Чижиков пустил густое белое кольцо дыму, оно плыло, расширилось в темную ленту и пропало в воздухе.
— Скажите, пожалуйста, — начал Русанов, желая прекратить тяжелое объяснение: — неужели Ишимов ничего не дал за сестрою? (стр. 115).
Вместо того чтобы описывать весьма картинно, каким образом белое кольцо дыму плыло, плыло и пропадало в воздухе, г. Клюшникову не мешало бы задуматься над тем двусмысленным положением, в которое попал Русанов вследствие ‘тяжелого объяснения’ с своим подчиненным. Но г. Клюшников даже не заметил никакой двусмысленности и никакого положения. Русанов, который, разумеется, не может быть дальновиднее своего творца, также отнесся ко всему этому разговору очень легко и игриво. Он только своротил в сторону от ‘тяжелого объяснения’ и затем счел все дело оконченным. Этого мало.
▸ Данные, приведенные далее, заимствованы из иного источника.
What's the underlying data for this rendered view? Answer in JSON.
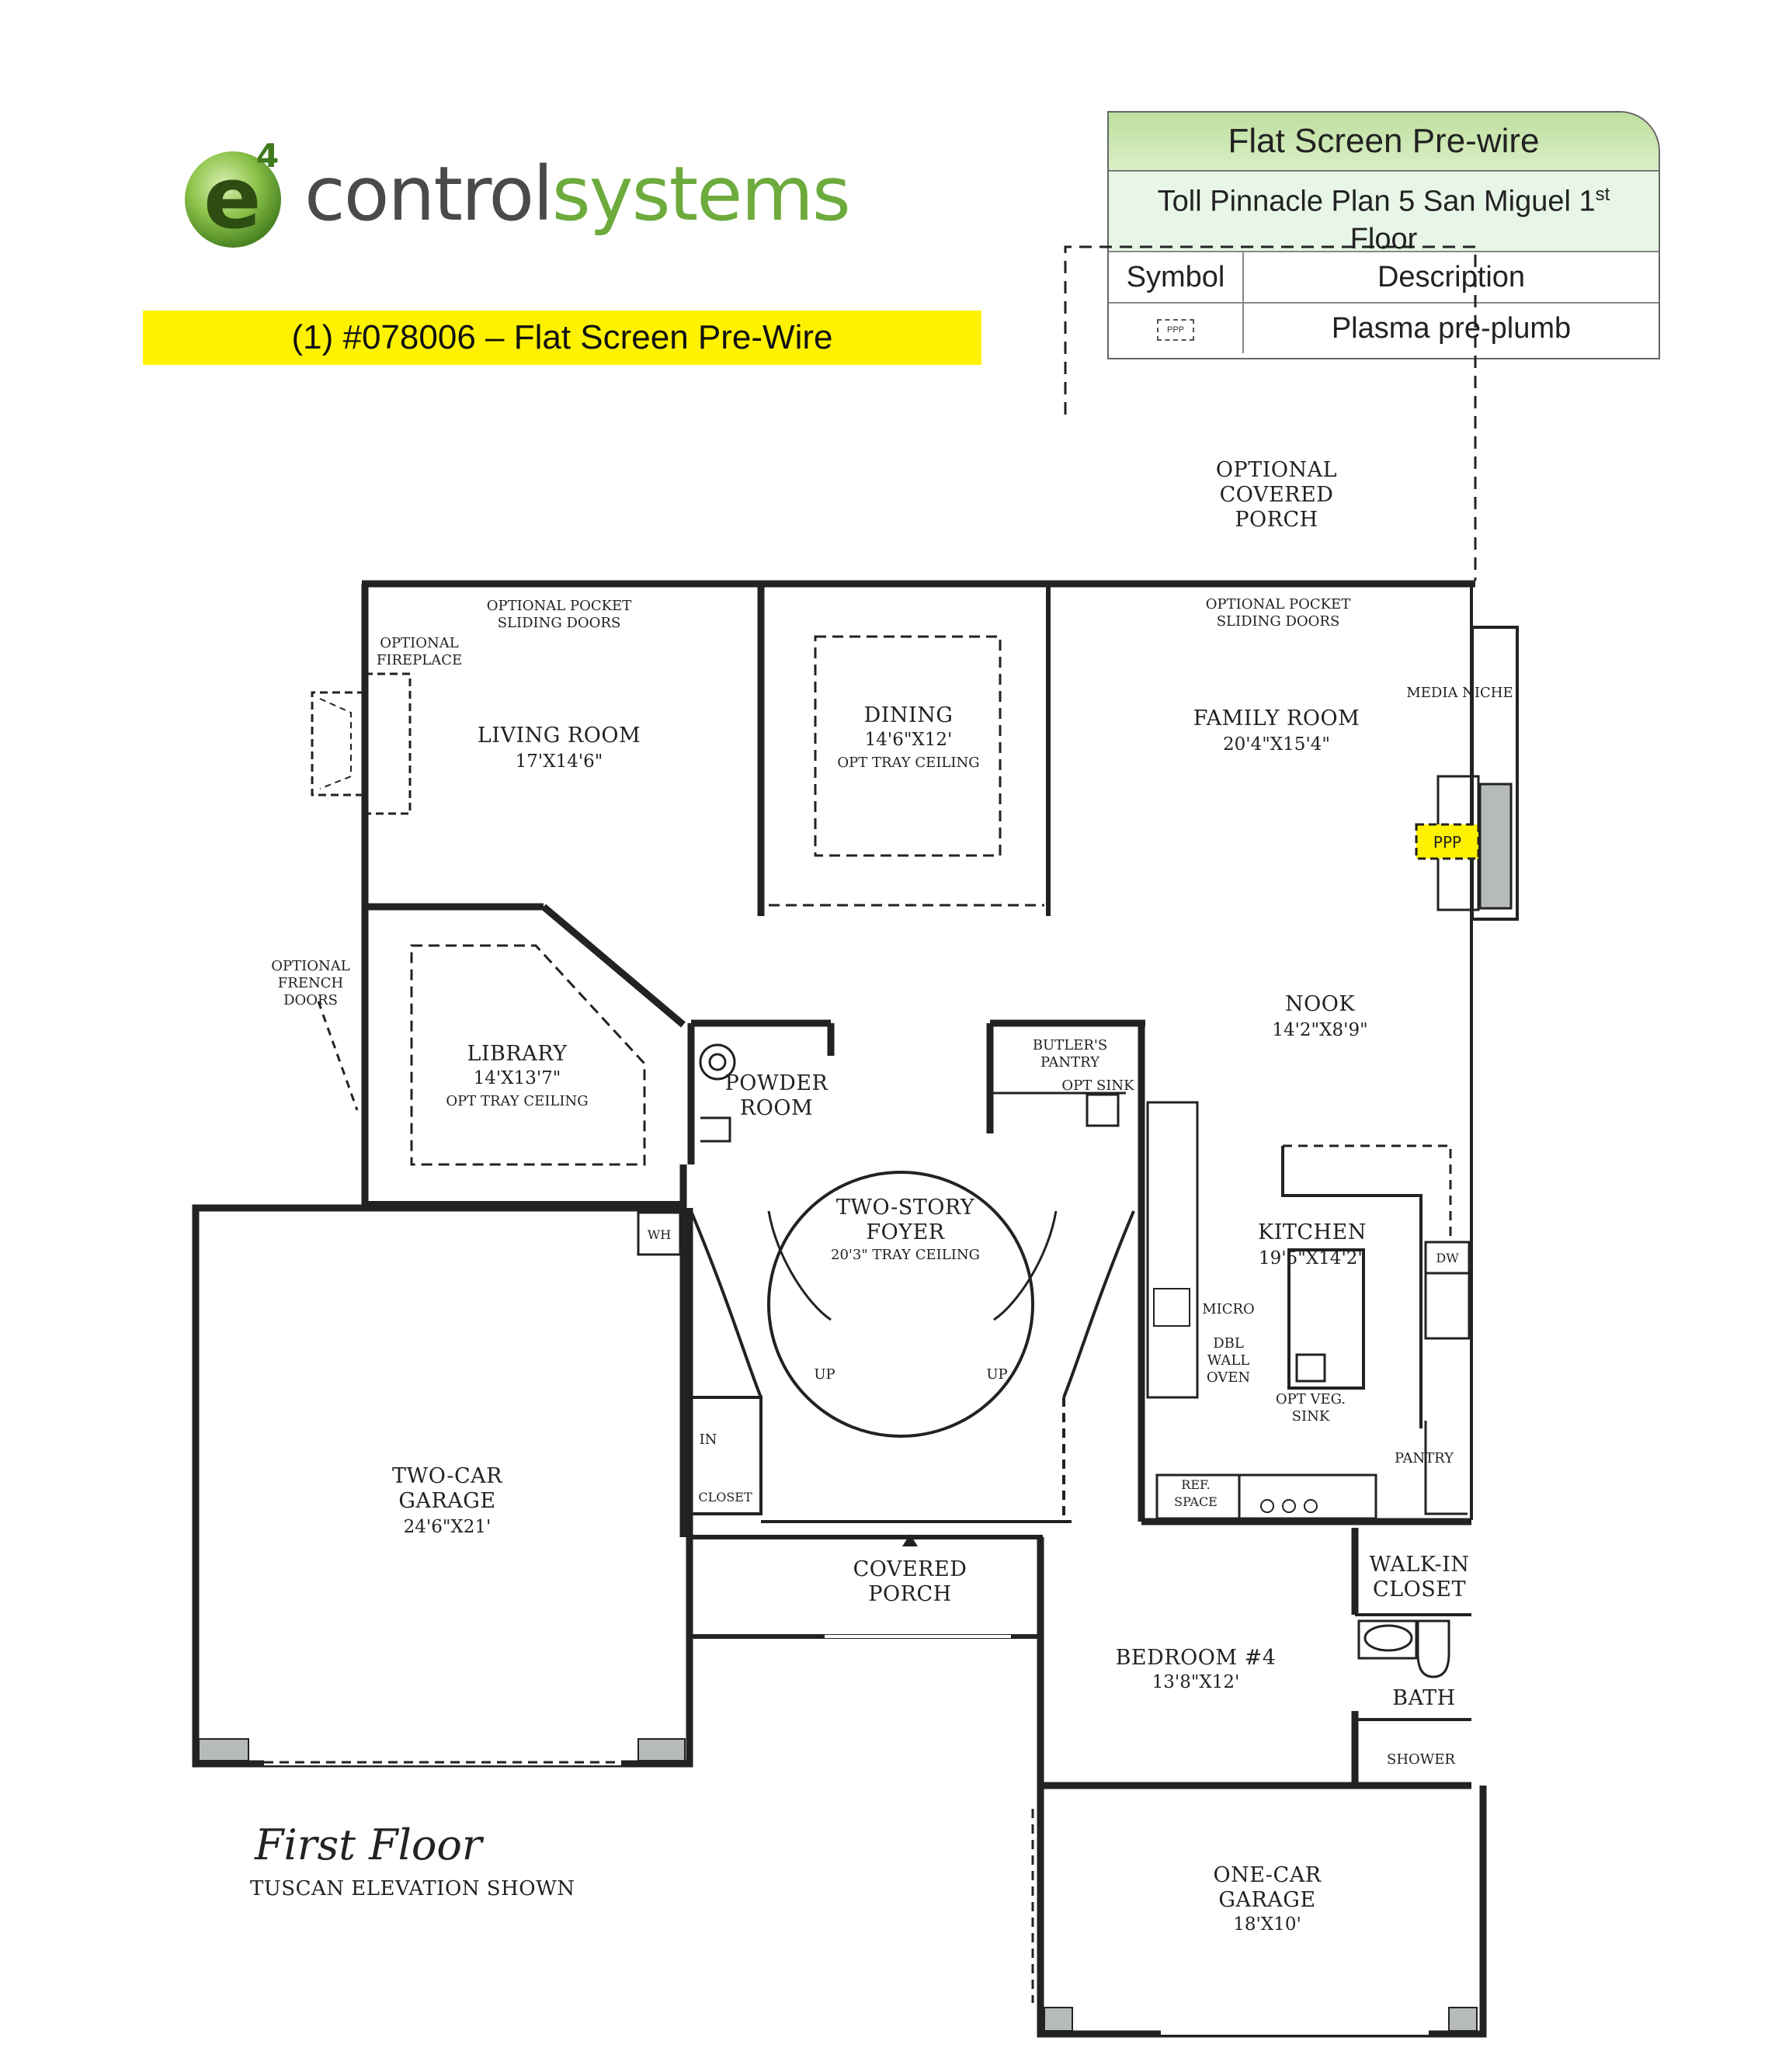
{
  "logo": {
    "brand_part1": "control",
    "brand_part2": "systems",
    "mark_letter": "e",
    "mark_superscript": "4",
    "colors": {
      "dark": "#4a4a4a",
      "green": "#6cab3c"
    }
  },
  "banner": {
    "text": "(1) #078006 – Flat Screen Pre-Wire",
    "color": "#fff200"
  },
  "legend": {
    "title": "Flat Screen Pre-wire",
    "subtitle_pre": "Toll Pinnacle Plan 5 San Miguel 1",
    "subtitle_sup": "st",
    "subtitle_post": "Floor",
    "header_symbol": "Symbol",
    "header_description": "Description",
    "row_symbol_text": "PPP",
    "row_description": "Plasma pre-plumb"
  },
  "rooms": {
    "optional_covered_porch": [
      "OPTIONAL",
      "COVERED",
      "PORCH"
    ],
    "opt_pocket_doors_left": [
      "OPTIONAL POCKET",
      "SLIDING DOORS"
    ],
    "opt_pocket_doors_right": [
      "OPTIONAL POCKET",
      "SLIDING DOORS"
    ],
    "optional_fireplace": [
      "OPTIONAL",
      "FIREPLACE"
    ],
    "living_room": {
      "name": "LIVING ROOM",
      "dims": "17'X14'6\""
    },
    "dining": {
      "name": "DINING",
      "dims": "14'6\"X12'",
      "note": "OPT TRAY CEILING"
    },
    "family_room": {
      "name": "FAMILY ROOM",
      "dims": "20'4\"X15'4\""
    },
    "media_niche": "MEDIA NICHE",
    "ppp_marker": "PPP",
    "optional_french_doors": [
      "OPTIONAL",
      "FRENCH",
      "DOORS"
    ],
    "library": {
      "name": "LIBRARY",
      "dims": "14'X13'7\"",
      "note": "OPT TRAY CEILING"
    },
    "powder_room": [
      "POWDER",
      "ROOM"
    ],
    "butlers_pantry": [
      "BUTLER'S",
      "PANTRY"
    ],
    "opt_sink": "OPT SINK",
    "nook": {
      "name": "NOOK",
      "dims": "14'2\"X8'9\""
    },
    "foyer": {
      "name1": "TWO-STORY",
      "name2": "FOYER",
      "note": "20'3\" TRAY CEILING"
    },
    "wh": "WH",
    "kitchen": {
      "name": "KITCHEN",
      "dims": "19'5\"X14'2\""
    },
    "dw": "DW",
    "micro": "MICRO",
    "dbl_wall_oven": [
      "DBL",
      "WALL",
      "OVEN"
    ],
    "opt_veg_sink": [
      "OPT VEG.",
      "SINK"
    ],
    "up_left": "UP",
    "up_right": "UP",
    "in_label": "IN",
    "closet": "CLOSET",
    "pantry": "PANTRY",
    "ref_space": [
      "REF.",
      "SPACE"
    ],
    "two_car_garage": {
      "name1": "TWO-CAR",
      "name2": "GARAGE",
      "dims": "24'6\"X21'"
    },
    "covered_porch": [
      "COVERED",
      "PORCH"
    ],
    "walk_in_closet": [
      "WALK-IN",
      "CLOSET"
    ],
    "bedroom4": {
      "name": "BEDROOM #4",
      "dims": "13'8\"X12'"
    },
    "bath": "BATH",
    "shower": "SHOWER",
    "one_car_garage": {
      "name1": "ONE-CAR",
      "name2": "GARAGE",
      "dims": "18'X10'"
    }
  },
  "footer": {
    "title": "First Floor",
    "subtitle": "TUSCAN ELEVATION SHOWN"
  }
}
Он даже, в доме своих добрых знакомых, Горобцов, ‘начал описывать чиновный мир и пошел по своей колее с свойственным ему добродушным юмором’ (стр. 127). По какой колее ходит обыкновенно Русанов в своих разговорах — этого я не знаю, потому что все его разговоры, приведенные в романе, совершенно бессвязны, безалаберны, наполнены внутренними противоречиями и ни в какую определенную колею не могут быть втиснуты. Что Русанову свойствен какой-то юмор, этому я также не могу поверить, потому что во всех его разговорах нет никаких следов юмора. В добродушии же я, пожалуй, не откажу Русанову, если только под этим именем мне позволено будет подразумевать его абсолютную неспособность отнестись серьезно к какому бы то ни было явлению жизни и довести, последовательно до конца какую бы то ни было дельную мысль. — На добродушные рассказы Русанова о чиновном мире злобный Бронский делает следующее возражение: ‘— Как не пожалеть в самом деле! Жена, дети, et caetera, et caetera… {И так далее и так далее (лат.). — Ред.} О благодетели! Неужели это оправдание? — и затем он принялся говорить в духе такой нетерпимости, что Русанов решился уступить поле противнику и удалился в уголок’ (стр. 128).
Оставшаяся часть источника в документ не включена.